The stars above us were so clear that Caedmon kept trying to reach up and touch them. He squirmed in my arms straining for something so beautiful, ethereal and clearly out of his grasp.
What a fitting picture to close these letters with because so often in grieving the loss of you, I have felt like a child reaching for something I’ll never grab hold of. All the components and pieces that made up your life and death will never come together cohesively for me.
I won’t ever really understand why.
And now, through these healing days of writing, I’m done grasping and striving for things out of my reach.
As I wrote and questioned, wondered and wept something inside of me changed. The hard barbs and anger softened up into dandelion fluff and sort of floated away in a breeze of grace and forgiveness.

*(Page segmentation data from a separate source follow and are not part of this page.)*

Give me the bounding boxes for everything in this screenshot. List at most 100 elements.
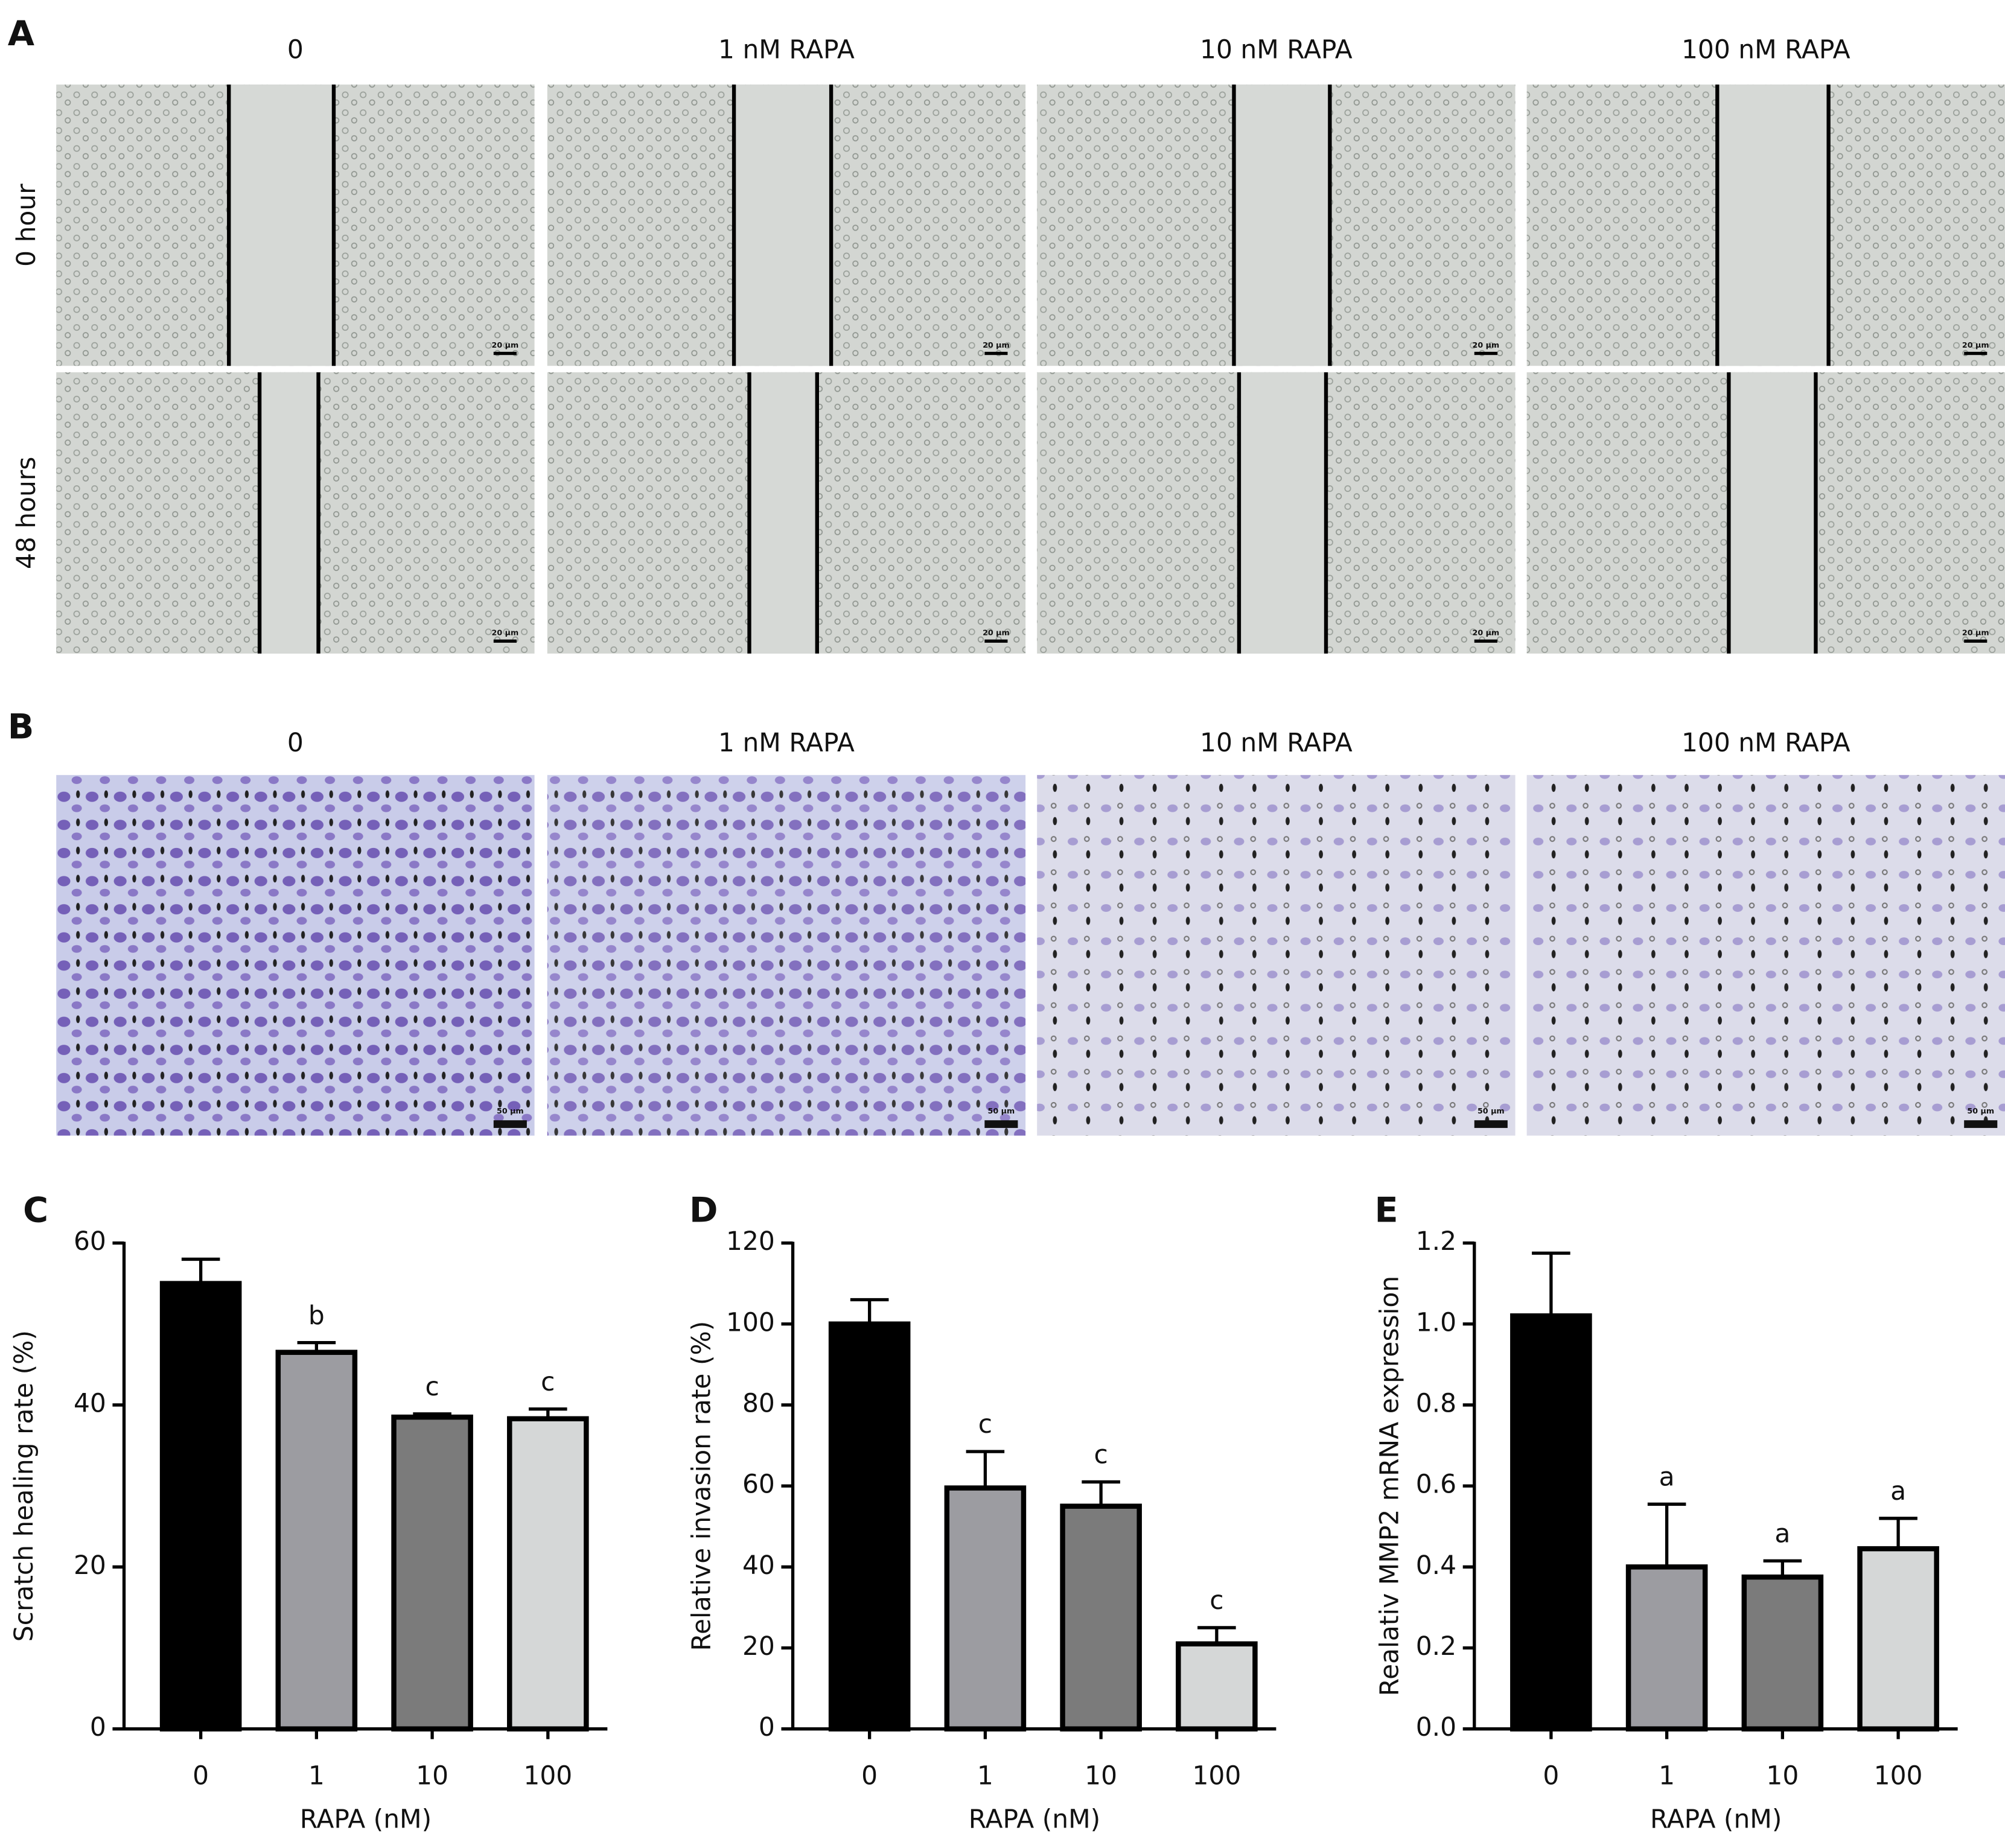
scratch-gap: [260, 372, 319, 654]
panel-label: B: [8, 707, 34, 747]
y-tick-label: 40: [74, 1388, 106, 1418]
x-tick-label: 100: [523, 1761, 572, 1791]
scratch-gap: [1234, 84, 1330, 366]
scale-bar: [493, 351, 517, 355]
x-tick-label: 10: [1766, 1761, 1799, 1791]
y-tick-label: 40: [742, 1550, 775, 1580]
column-header: 10 nM RAPA: [1200, 35, 1353, 65]
scale-bar: [1964, 639, 1987, 643]
row-label: 0 hour: [11, 183, 41, 267]
column-header: 0: [287, 35, 304, 65]
scale-bar: [984, 639, 1008, 643]
significance-label: a: [1890, 1476, 1906, 1506]
x-tick-label: 10: [416, 1761, 448, 1791]
bar: [828, 1321, 911, 1732]
column-header: 1 nM RAPA: [718, 728, 855, 757]
y-tick-label: 0.8: [1416, 1388, 1456, 1418]
scale-bar-label: 20 μm: [983, 340, 1010, 349]
significance-label: c: [1094, 1440, 1108, 1470]
bar: [507, 1416, 589, 1732]
y-tick-label: 20: [74, 1550, 106, 1580]
y-axis-label: Realativ MMP2 mRNA expression: [1375, 1276, 1404, 1697]
y-tick-label: 60: [742, 1470, 775, 1499]
significance-label: c: [425, 1372, 439, 1401]
scale-bar: [1474, 1120, 1508, 1128]
y-tick-label: 0: [90, 1712, 106, 1742]
x-tick-label: 100: [1874, 1761, 1923, 1791]
scale-bar: [1474, 351, 1497, 355]
y-tick-label: 80: [742, 1388, 775, 1418]
y-axis-label: Relative invasion rate (%): [687, 1321, 716, 1651]
invasion-image: [1037, 775, 1516, 1136]
scale-bar-label: 50 μm: [497, 1106, 524, 1115]
bar: [1510, 1313, 1592, 1732]
scratch-gap: [734, 84, 832, 366]
bar: [1857, 1546, 1939, 1732]
bar: [275, 1349, 358, 1732]
invasion-image: [1526, 775, 2005, 1136]
scale-bar-label: 20 μm: [983, 628, 1010, 637]
significance-label: c: [1210, 1585, 1223, 1615]
significance-label: a: [1659, 1462, 1675, 1491]
scratch-gap: [229, 84, 334, 366]
bar: [159, 1281, 242, 1732]
y-tick-label: 0.2: [1416, 1631, 1456, 1661]
y-tick-label: 1.2: [1416, 1226, 1456, 1256]
invasion-image: [547, 775, 1026, 1136]
scale-bar-label: 50 μm: [1967, 1106, 1994, 1115]
y-tick-label: 20: [742, 1631, 775, 1661]
y-tick-label: 1.0: [1416, 1307, 1456, 1337]
row-label: 48 hours: [11, 457, 41, 569]
y-tick-label: 0.6: [1416, 1470, 1456, 1499]
scale-bar: [984, 1120, 1018, 1128]
y-tick-label: 120: [726, 1226, 775, 1256]
scale-bar-label: 20 μm: [1962, 628, 1989, 637]
column-header: 0: [287, 728, 304, 757]
y-tick-label: 100: [726, 1307, 775, 1337]
x-tick-label: 1: [1659, 1761, 1675, 1791]
bar: [1625, 1564, 1708, 1732]
bar: [1176, 1641, 1258, 1732]
scale-bar-label: 50 μm: [1477, 1106, 1505, 1115]
x-tick-label: 1: [977, 1761, 993, 1791]
bar: [944, 1485, 1027, 1732]
x-tick-label: 0: [1543, 1761, 1559, 1791]
scale-bar: [493, 639, 517, 643]
x-tick-label: 0: [193, 1761, 209, 1791]
scale-bar-label: 20 μm: [492, 340, 519, 349]
panel-label: D: [689, 1190, 718, 1230]
scratch-gap: [1729, 372, 1816, 654]
scale-bar: [493, 1120, 527, 1128]
y-tick-label: 0: [759, 1712, 775, 1742]
scratch-gap: [1717, 84, 1829, 366]
scale-bar-label: 20 μm: [492, 628, 519, 637]
scale-bar-label: 20 μm: [1472, 628, 1499, 637]
panel-label: E: [1375, 1190, 1398, 1230]
bar: [391, 1414, 473, 1732]
scale-bar: [1474, 639, 1497, 643]
x-tick-label: 1: [308, 1761, 325, 1791]
scale-bar: [1964, 1120, 1998, 1128]
x-tick-label: 0: [861, 1761, 878, 1791]
y-tick-label: 0.4: [1416, 1550, 1456, 1580]
significance-label: b: [308, 1301, 325, 1330]
column-header: 1 nM RAPA: [718, 35, 855, 65]
y-tick-label: 0.0: [1416, 1712, 1456, 1742]
scale-bar: [1964, 351, 1987, 355]
column-header: 100 nM RAPA: [1681, 728, 1850, 757]
scale-bar-label: 20 μm: [1962, 340, 1989, 349]
y-axis-label: Scratch healing rate (%): [9, 1330, 39, 1642]
panel-label: C: [23, 1190, 48, 1230]
invasion-image: [56, 775, 535, 1136]
significance-label: c: [541, 1367, 555, 1397]
x-axis-label: RAPA (nM): [969, 1805, 1100, 1834]
x-tick-label: 10: [1085, 1761, 1117, 1791]
panel-label: A: [8, 14, 34, 54]
scratch-gap: [749, 372, 817, 654]
bar: [1741, 1574, 1824, 1732]
column-header: 10 nM RAPA: [1200, 728, 1353, 757]
bar: [1060, 1503, 1142, 1732]
x-axis-label: RAPA (nM): [300, 1805, 432, 1834]
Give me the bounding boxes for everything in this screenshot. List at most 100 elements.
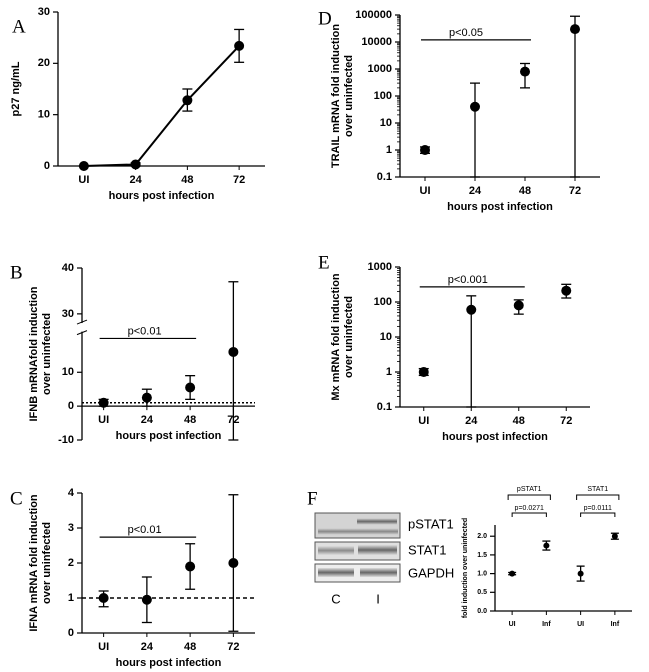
- group-bracket: [576, 494, 620, 500]
- y-tick-label: 100: [374, 296, 392, 308]
- chart: 0 10 20 30 UI 24 48 72 hours post infection p27 n…: [10, 6, 265, 202]
- band-label: STAT1: [408, 542, 447, 557]
- x-tick-label: 48: [184, 414, 196, 426]
- y-tick-label: -10: [58, 434, 74, 446]
- chart: 0.1 1 10 100 1000 10000 100000 UI 24 48 72 hours po…: [330, 9, 600, 213]
- x-axis-label: hours post infection: [447, 201, 553, 213]
- point: [228, 558, 239, 568]
- p-value: p=0.0271: [515, 505, 544, 512]
- line: [83, 45, 240, 167]
- y-axis-label: over uninfected: [41, 522, 53, 604]
- y-tick-label: 30: [62, 308, 74, 320]
- y-tick-label: 10000: [361, 36, 392, 48]
- x-tick-label: 24: [465, 415, 478, 427]
- y-axis-label: TRAIL mRNA fold induction: [330, 24, 342, 168]
- y-tick-label: 1.0: [477, 570, 487, 577]
- y-tick-label: 4: [68, 487, 75, 499]
- y-axis-label: fold induction over uninfected: [462, 518, 469, 618]
- x-tick-label: UI: [418, 415, 429, 427]
- point: [228, 346, 239, 357]
- point: [543, 542, 550, 549]
- x-tick-label: 24: [130, 174, 143, 186]
- point: [98, 397, 109, 408]
- point: [577, 570, 584, 577]
- x-tick-label: 48: [513, 415, 525, 427]
- y-tick-label: 40: [62, 262, 74, 274]
- y-tick-label: 1: [386, 144, 392, 156]
- point: [185, 561, 196, 572]
- point: [141, 594, 152, 605]
- x-tick-label: 24: [141, 414, 154, 426]
- panel-letter: F: [307, 488, 318, 509]
- x-tick-label: 24: [141, 641, 154, 653]
- point: [234, 40, 245, 51]
- blot-image: [314, 512, 401, 583]
- panel-letter: E: [318, 252, 330, 273]
- point: [520, 66, 530, 77]
- y-tick-label: 1: [386, 366, 392, 378]
- y-tick-label: 0.1: [377, 401, 392, 413]
- point: [509, 570, 516, 577]
- y-tick-label: 0.0: [477, 608, 487, 615]
- x-tick-label: 24: [469, 185, 482, 197]
- y-tick-label: 100000: [355, 9, 392, 21]
- y-axis-label: over uninfected: [343, 55, 355, 137]
- significance-label: p<0.01: [128, 524, 162, 536]
- y-axis-label: over uninfected: [41, 313, 53, 395]
- x-tick-label: UI: [420, 185, 431, 197]
- lane-label: I: [376, 591, 380, 606]
- panel-letter: A: [12, 16, 26, 37]
- point: [418, 367, 429, 377]
- point: [182, 95, 193, 106]
- x-tick-label: UI: [78, 174, 89, 186]
- y-axis-label: over uninfected: [343, 296, 355, 378]
- axis-break: [76, 319, 88, 325]
- x-tick-label: Inf: [542, 621, 551, 628]
- y-tick-label: 0.5: [477, 589, 487, 596]
- y-tick-label: 1: [68, 592, 74, 604]
- chart: 0.1 1 10 100 1000 UI 24 48 72 hours post infectio…: [330, 261, 590, 443]
- group-bracket: [507, 494, 551, 500]
- y-tick-label: 30: [38, 6, 50, 18]
- y-tick-label: 10: [62, 366, 74, 378]
- y-axis-label: IFNA mRNA fold induction: [28, 494, 40, 632]
- x-tick-label: 72: [569, 185, 581, 197]
- y-tick-label: 10: [380, 117, 392, 129]
- y-tick-label: 1000: [368, 63, 392, 75]
- p-bracket: [580, 512, 616, 517]
- lane-label: C: [331, 591, 340, 606]
- p-value: p=0.0111: [584, 505, 612, 512]
- point: [185, 382, 196, 393]
- x-tick-label: 72: [227, 641, 239, 653]
- band-label: pSTAT1: [408, 516, 454, 531]
- y-tick-label: 10: [38, 109, 50, 121]
- panel-letter: B: [10, 262, 23, 283]
- x-tick-label: UI: [98, 641, 109, 653]
- y-axis-label: p27 ng/mL: [10, 61, 22, 116]
- significance-label: p<0.05: [449, 27, 483, 39]
- chart: 0 1 2 3 4 UI 24 48 72 hours post infection IFNA mR…: [28, 487, 255, 669]
- y-axis-label: Mx mRNA fold induction: [330, 273, 342, 401]
- significance-label: p<0.001: [448, 274, 488, 286]
- significance-label: p<0.01: [128, 325, 162, 337]
- y-tick-label: 0: [68, 400, 74, 412]
- y-tick-label: 1000: [368, 261, 392, 273]
- panel-letter: C: [10, 488, 23, 509]
- axis-break: [76, 330, 88, 336]
- point: [130, 159, 141, 170]
- y-tick-label: 1.5: [477, 552, 487, 559]
- x-tick-label: 48: [519, 185, 531, 197]
- point: [470, 101, 480, 112]
- x-tick-label: UI: [577, 621, 584, 628]
- p-bracket: [511, 512, 547, 517]
- x-tick-label: UI: [509, 621, 516, 628]
- x-axis-label: hours post infection: [442, 431, 548, 443]
- x-tick-label: 72: [233, 174, 245, 186]
- point: [78, 161, 89, 171]
- x-tick-label: 48: [184, 641, 196, 653]
- point: [611, 533, 618, 540]
- group-label: STAT1: [587, 486, 608, 493]
- y-tick-label: 10: [380, 331, 392, 343]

And now you’re spirit, light and free. I feel you always in the corners of my life, no longer the heavy, burdened soul but a gorgeous presence in my life. One who laughs and rejoices at what she sees in her daughter and grandchildren.
The little child in me will always long for the comfort of your lap and the safety of your arms. The grown woman in me longs partner with you in the struggling and striving of adulthood.
We stand Mother and daughter, one on each side of glory. You know fully and I squint into a mirror most days, hoping for a glimpse of the divine that you are surrounded by.
And this is how we shall be until we meet again, until we can see each other fully, as God intended.